Further investigating size implications, I can tell that index size itself is almost identical, between approach 1 and 3. Only the size of data grows 3x due to primary id replicated. I wonder how this affects memory usage in innodb buffer. I do want all my indexes to be drawn from memory, does this mean that in terms of memory the approaches are same, and the difference is only in disk usage?

Here's results:

show table status from approach1;
+----------+--------+---------+------------+--------+----------------+-------------+-----------------+--------------+-----------+----------------+
| Name     | Engine | Version | Row_format | Rows   | Avg_row_length | Data_length | Max_data_length | Index_length | Data_free | Auto_increment |
+----------+--------+---------+------------+--------+----------------+-------------+-----------------+--------------+-----------+----------------+
| category | InnoDB |      10 | Dynamic    |    100 |            163 |       16384 |               0 |            0 |         0 |            101 |
| document | InnoDB |      10 | Dynamic    | 943703 |             39 |    37289984 |               0 |     83558400 |   6291456 |        1000001 |
+----------+--------+---------+------------+--------+----------------+-------------+-----------------+--------------+-----------+----------------+
2 rows in set (0.001 sec)

show table status from approach3;
+----------+--------+---------+------------+---------+----------------+-------------+-----------------+--------------+-----------+----------------+
| Name     | Engine | Version | Row_format | Rows    | Avg_row_length | Data_length | Max_data_length | Index_length | Data_free | Auto_increment |
+----------+--------+---------+------------+---------+----------------+-------------+-----------------+--------------+-----------+----------------+
| category | InnoDB |      10 | Dynamic    |     100 |            163 |       16384 |               0 |            0 |         0 |            101 |
| document | InnoDB |      10 | Dynamic    | 2986718 |             33 |    99205120 |               0 |     79314944 |   5242880 |        3000001 |
| list     | InnoDB |      10 | Dynamic    |     300 |             54 |       16384 |               0 |        16384 |         0 |            301 |
+----------+--------+---------+------------+---------+----------------+-------------+-----------------+--------------+-----------+----------------+
3 rows in set (0.001 sec)

Best Answer

A basic database principle is to avoid duplication of data. Option 2 has 3 rows with essentially the same basic data. So, a vote for Option 1.

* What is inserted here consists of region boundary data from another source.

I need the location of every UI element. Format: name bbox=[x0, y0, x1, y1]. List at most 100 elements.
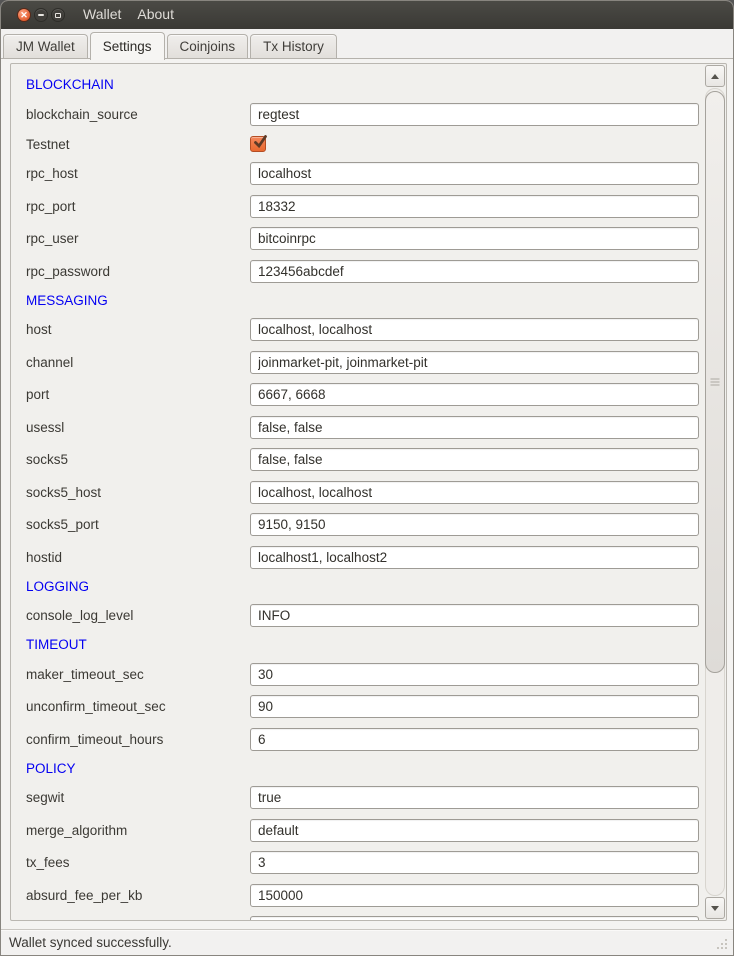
scroll-down-button[interactable] bbox=[705, 897, 725, 919]
close-icon: ✕ bbox=[20, 11, 28, 20]
menu-about[interactable]: About bbox=[137, 6, 174, 22]
resize-grip-icon[interactable] bbox=[717, 939, 729, 951]
field-row-absurd_fee_per_kb: absurd_fee_per_kb bbox=[11, 879, 699, 912]
field-label: socks5_host bbox=[26, 485, 250, 500]
field-row-usessl: usessl bbox=[11, 411, 699, 444]
checkmark-icon bbox=[252, 134, 268, 150]
field-input-segwit[interactable] bbox=[250, 786, 699, 809]
settings-pane: BLOCKCHAIN blockchain_source Testnet rpc_ho… bbox=[1, 59, 733, 929]
field-label: console_log_level bbox=[26, 608, 250, 623]
field-row-confirm_timeout_hours: confirm_timeout_hours bbox=[11, 723, 699, 756]
field-label: merge_algorithm bbox=[26, 823, 250, 838]
field-label: rpc_host bbox=[26, 166, 250, 181]
field-row-partial bbox=[11, 912, 699, 922]
settings-form: BLOCKCHAIN blockchain_source Testnet rpc_ho… bbox=[11, 64, 699, 921]
field-input-channel[interactable] bbox=[250, 351, 699, 374]
field-row-hostid: hostid bbox=[11, 541, 699, 574]
field-label: rpc_password bbox=[26, 264, 250, 279]
field-row-maker_timeout_sec: maker_timeout_sec bbox=[11, 658, 699, 691]
field-label: host bbox=[26, 322, 250, 337]
field-label: rpc_port bbox=[26, 199, 250, 214]
field-row-channel: channel bbox=[11, 346, 699, 379]
field-row-tx_fees: tx_fees bbox=[11, 847, 699, 880]
field-label: socks5 bbox=[26, 452, 250, 467]
section-header-messaging: MESSAGING bbox=[11, 288, 699, 314]
joinmarket-wallet-window: ✕ Wallet About JM WalletSettingsCoinjoins… bbox=[0, 0, 734, 956]
field-row-unconfirm_timeout_sec: unconfirm_timeout_sec bbox=[11, 691, 699, 724]
field-input-rpc_host[interactable] bbox=[250, 162, 699, 185]
field-row-rpc_host: rpc_host bbox=[11, 158, 699, 191]
field-row-rpc_port: rpc_port bbox=[11, 190, 699, 223]
close-button[interactable]: ✕ bbox=[17, 8, 31, 22]
section-header-logging: LOGGING bbox=[11, 574, 699, 600]
field-row-rpc_user: rpc_user bbox=[11, 223, 699, 256]
section-header-blockchain: BLOCKCHAIN bbox=[11, 72, 699, 98]
titlebar-menus: Wallet About bbox=[65, 6, 174, 24]
field-label: tx_fees bbox=[26, 855, 250, 870]
field-row-blockchain_source: blockchain_source bbox=[11, 98, 699, 131]
field-input-hostid[interactable] bbox=[250, 546, 699, 569]
field-label: absurd_fee_per_kb bbox=[26, 888, 250, 903]
field-label: rpc_user bbox=[26, 231, 250, 246]
scroll-up-button[interactable] bbox=[705, 65, 725, 87]
field-input-absurd_fee_per_kb[interactable] bbox=[250, 884, 699, 907]
tab-settings[interactable]: Settings bbox=[90, 32, 165, 60]
field-input-rpc_password[interactable] bbox=[250, 260, 699, 283]
field-row-testnet: Testnet bbox=[11, 131, 699, 158]
field-input-maker_timeout_sec[interactable] bbox=[250, 663, 699, 686]
status-bar: Wallet synced successfully. bbox=[1, 929, 733, 955]
field-row-socks5_host: socks5_host bbox=[11, 476, 699, 509]
field-input-usessl[interactable] bbox=[250, 416, 699, 439]
field-label: Testnet bbox=[26, 137, 250, 152]
field-input-socks5[interactable] bbox=[250, 448, 699, 471]
field-input-host[interactable] bbox=[250, 318, 699, 341]
section-header-policy: POLICY bbox=[11, 756, 699, 782]
field-input-console_log_level[interactable] bbox=[250, 604, 699, 627]
field-input-port[interactable] bbox=[250, 383, 699, 406]
menu-wallet[interactable]: Wallet bbox=[83, 6, 121, 22]
tabs: JM WalletSettingsCoinjoinsTx History bbox=[3, 32, 339, 59]
tab-bar: JM WalletSettingsCoinjoinsTx History bbox=[1, 29, 733, 59]
field-input-rpc_port[interactable] bbox=[250, 195, 699, 218]
minimize-button[interactable] bbox=[34, 8, 48, 22]
field-label: segwit bbox=[26, 790, 250, 805]
maximize-button[interactable] bbox=[51, 8, 65, 22]
titlebar: ✕ Wallet About bbox=[1, 1, 733, 29]
field-row-port: port bbox=[11, 379, 699, 412]
field-row-host: host bbox=[11, 314, 699, 347]
field-input-socks5_port[interactable] bbox=[250, 513, 699, 536]
field-label: port bbox=[26, 387, 250, 402]
testnet-checkbox[interactable] bbox=[250, 136, 266, 152]
field-input-rpc_user[interactable] bbox=[250, 227, 699, 250]
field-input-merge_algorithm[interactable] bbox=[250, 819, 699, 842]
field-label: confirm_timeout_hours bbox=[26, 732, 250, 747]
field-row-segwit: segwit bbox=[11, 782, 699, 815]
field-label: socks5_port bbox=[26, 517, 250, 532]
maximize-icon bbox=[55, 13, 61, 18]
tab-coinjoins[interactable]: Coinjoins bbox=[167, 34, 249, 59]
field-label: usessl bbox=[26, 420, 250, 435]
vertical-scrollbar[interactable] bbox=[704, 64, 726, 920]
field-row-socks5_port: socks5_port bbox=[11, 509, 699, 542]
field-label: blockchain_source bbox=[26, 107, 250, 122]
scrollbar-thumb[interactable] bbox=[705, 91, 725, 673]
field-input-partial[interactable] bbox=[250, 916, 699, 921]
field-row-merge_algorithm: merge_algorithm bbox=[11, 814, 699, 847]
field-label: channel bbox=[26, 355, 250, 370]
field-input-blockchain_source[interactable] bbox=[250, 103, 699, 126]
tab-jm-wallet[interactable]: JM Wallet bbox=[3, 34, 88, 59]
settings-scroll-area: BLOCKCHAIN blockchain_source Testnet rpc_ho… bbox=[10, 63, 727, 921]
field-input-unconfirm_timeout_sec[interactable] bbox=[250, 695, 699, 718]
field-input-tx_fees[interactable] bbox=[250, 851, 699, 874]
arrow-up-icon bbox=[711, 74, 719, 79]
field-row-socks5: socks5 bbox=[11, 444, 699, 477]
section-header-timeout: TIMEOUT bbox=[11, 632, 699, 658]
arrow-down-icon bbox=[711, 906, 719, 911]
field-row-console_log_level: console_log_level bbox=[11, 600, 699, 633]
minimize-icon bbox=[38, 14, 44, 16]
tab-tx-history[interactable]: Tx History bbox=[250, 34, 337, 59]
field-input-socks5_host[interactable] bbox=[250, 481, 699, 504]
field-input-confirm_timeout_hours[interactable] bbox=[250, 728, 699, 751]
field-label: hostid bbox=[26, 550, 250, 565]
status-message: Wallet synced successfully. bbox=[1, 935, 172, 950]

Option 1 is smaller overall, so another vote for it.

If you get much past 3 sorts, the problem gets messier.

You are doing SELECT id. Was that a simplification for this discussion? If you really are selecting only id, then we should discuss that inefficiency.

"Covering" should always be considered, but since your queries do not mention nosql_document_id, there is no need for it to be in the index. (This harks back to my previous comment.)

A composite secondary index starting with the PRIMARY KEY is almost always useless.

Is some combination of columns unique and not-null? If so, can you get rid of id? If so, then this entire discussion changes.